In a sector that is used to having to deal with its fair share of risk it is not surprising that Federated Farmers has put in a formal submission to the Reserve Bank questioning the sense of the need for banks to increase their financial reserve funds. They took three main requests to the Reserve Bank asking it to:
- Rethink its one-in-200 years risk tolerance and take a less risk-averse approach, which will reduce the increase in capital required the additional costs on banks and their customers.
- Undertake a robust and independent cost-benefit analysis, including on sectors like agriculture.
- Adopt a longer transitional period allowing for a more measured, gradual pace of any change.
The Feds view is of course to protect farmers from ‘unnecessary’ higher interest rates.
The unfortunate fact is if farmers didn’t insist on sailing so close to the wind, they would be able to absorb this increase, even if they don’t like it.
Interest rates are at an all-time low, however, the numbers show that dairy farms in particular are not in any position to absorb more costs.
The Reserve Bank has identified that 35% of dairy farms have debt servicing costs of $35 per kgMS or greater. These farms are estimated to be barely breaking even at the current 2018/19 price forecasts with 2% in serious financial trouble. This is considerably less to the 2011/12 season when 4.5% were in trouble but with the uncertainty in budgeting what dairy farmers incomes are likely to be, still reason for concern especially as these struggling farms have doubled since 2015.
Agriculture makes up over 14% of the total private debt in New Zealand and over two thirds of this is held by the dairy industry.
Farmers banking survey
Back to the Fed Farmers, they have released their annual banking satisfaction survey. Completed by 1,300 farmer members, it shows a decline in satisfaction dropping from 74% last year to 71% this time.
The survey shows that there has been a 4% increase in farm businesses with mortgages which lifts the total with mortgages to 81%. Interestingly since November the only increase has come from dairy farms. As these are new mortgages the increase has presumably come from new farm purchases rather than an increase in debt, which may also be occurring.
Pressure from banks has also been perceived to have increased. Of the farmers surveyed 16% have said they are feeling under increased pressure, up 5% since November last year.
Farmers don't see the irony that through the Federated Farmers submission, they are supporting the banks to have an unusually low capital base, but banks won't support them - in fact will move against them - if they are similarly undercapitalised.

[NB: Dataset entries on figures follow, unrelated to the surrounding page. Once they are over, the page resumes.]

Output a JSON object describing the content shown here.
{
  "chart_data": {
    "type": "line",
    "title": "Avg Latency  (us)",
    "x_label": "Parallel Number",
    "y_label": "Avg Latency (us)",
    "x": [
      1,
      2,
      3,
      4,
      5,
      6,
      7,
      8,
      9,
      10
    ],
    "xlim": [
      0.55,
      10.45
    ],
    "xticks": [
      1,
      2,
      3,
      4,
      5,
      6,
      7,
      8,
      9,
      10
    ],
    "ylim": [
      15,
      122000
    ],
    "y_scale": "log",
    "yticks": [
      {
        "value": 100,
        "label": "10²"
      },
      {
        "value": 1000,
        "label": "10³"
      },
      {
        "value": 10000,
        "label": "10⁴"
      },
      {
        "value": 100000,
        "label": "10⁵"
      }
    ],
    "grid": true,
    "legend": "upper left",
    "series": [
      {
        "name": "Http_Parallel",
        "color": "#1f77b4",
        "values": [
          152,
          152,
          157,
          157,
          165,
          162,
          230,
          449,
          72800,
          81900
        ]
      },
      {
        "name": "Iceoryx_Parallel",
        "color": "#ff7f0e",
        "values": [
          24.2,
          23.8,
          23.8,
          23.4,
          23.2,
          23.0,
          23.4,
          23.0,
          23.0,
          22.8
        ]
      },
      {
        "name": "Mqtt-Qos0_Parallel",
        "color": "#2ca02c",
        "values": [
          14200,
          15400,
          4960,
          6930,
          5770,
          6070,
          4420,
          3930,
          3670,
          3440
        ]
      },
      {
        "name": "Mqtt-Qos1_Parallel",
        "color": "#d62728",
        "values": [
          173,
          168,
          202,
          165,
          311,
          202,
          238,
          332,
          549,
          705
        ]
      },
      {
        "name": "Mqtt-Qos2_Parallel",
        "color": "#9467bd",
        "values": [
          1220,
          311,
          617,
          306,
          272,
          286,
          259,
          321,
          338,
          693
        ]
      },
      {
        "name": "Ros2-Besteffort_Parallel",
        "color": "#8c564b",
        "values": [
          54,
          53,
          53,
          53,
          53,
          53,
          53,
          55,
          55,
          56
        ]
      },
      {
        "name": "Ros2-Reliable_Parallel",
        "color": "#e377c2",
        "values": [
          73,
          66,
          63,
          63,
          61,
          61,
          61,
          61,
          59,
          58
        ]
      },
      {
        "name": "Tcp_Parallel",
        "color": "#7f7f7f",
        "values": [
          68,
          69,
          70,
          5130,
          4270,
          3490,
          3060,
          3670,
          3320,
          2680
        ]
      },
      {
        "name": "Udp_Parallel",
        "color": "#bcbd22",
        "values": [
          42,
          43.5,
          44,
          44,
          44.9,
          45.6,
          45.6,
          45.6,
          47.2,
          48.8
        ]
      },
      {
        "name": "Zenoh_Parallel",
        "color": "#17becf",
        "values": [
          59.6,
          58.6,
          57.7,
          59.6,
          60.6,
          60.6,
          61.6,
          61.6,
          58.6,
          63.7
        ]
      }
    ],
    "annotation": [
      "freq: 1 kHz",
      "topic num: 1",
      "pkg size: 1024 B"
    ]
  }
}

The arable and dairy sectors have identified this pressure the most with 20% of dairy farmers identifying extra strain. Perhaps sheep and beef farms are not showing with the sales that are occurring going into forestry rather than livestock. Given that dairy debt has increased despite a modest upturn in prices it appears that banks may be starting to lose patience waiting for dairy debt in particular to get to safer levels.

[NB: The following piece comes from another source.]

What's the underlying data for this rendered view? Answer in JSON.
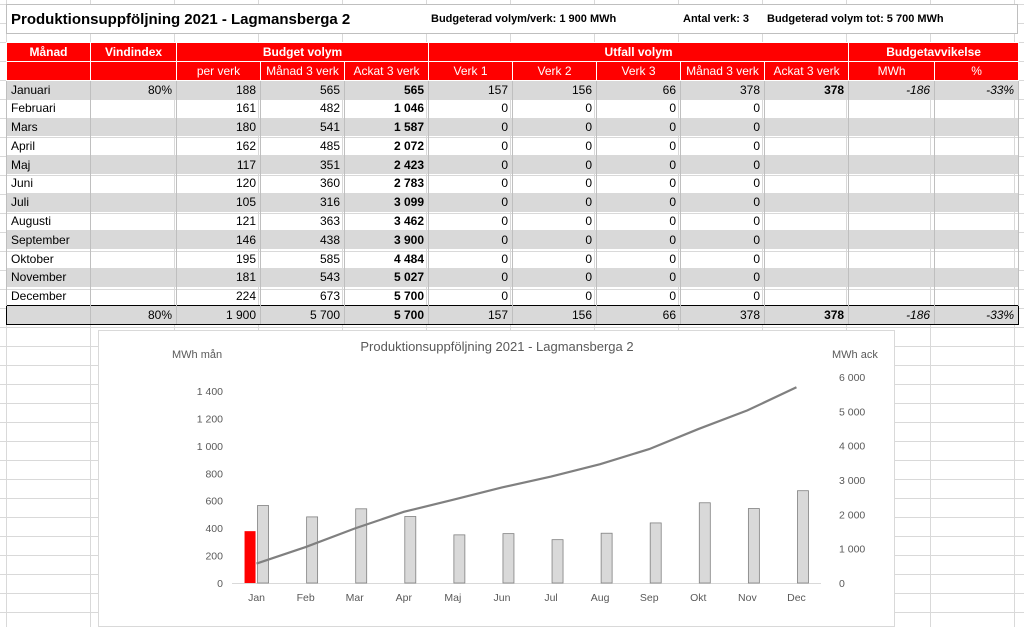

With the Reserve Bank’s plan to make banks increase their capital, it will decrease their ability to lend, at least until reserves are built up, and as agriculture is seen as more risky this sector may be where a reduction in lending occurs. Reinforcing this view was the news this week that SBS Bank is looking to restrict lending to farmers, particularly in the North Island and more specifically dairy farming which it sees as more risky.
Even though the milking season is over for most dairy farmers the latest Global Dairy Trade took place this week. The good news was whole milk powder (WMP) had the least change. Unfortunately, everything else dropped apart from rennet casein and lactose. Overall the drop was a 3.4% drop with WMP losing 1.5%. The biggest fall came from cheddar cheese which dropped by 14%. Given the reduction in global production for the last couple of months the fall of the GDT should be seen as concerning.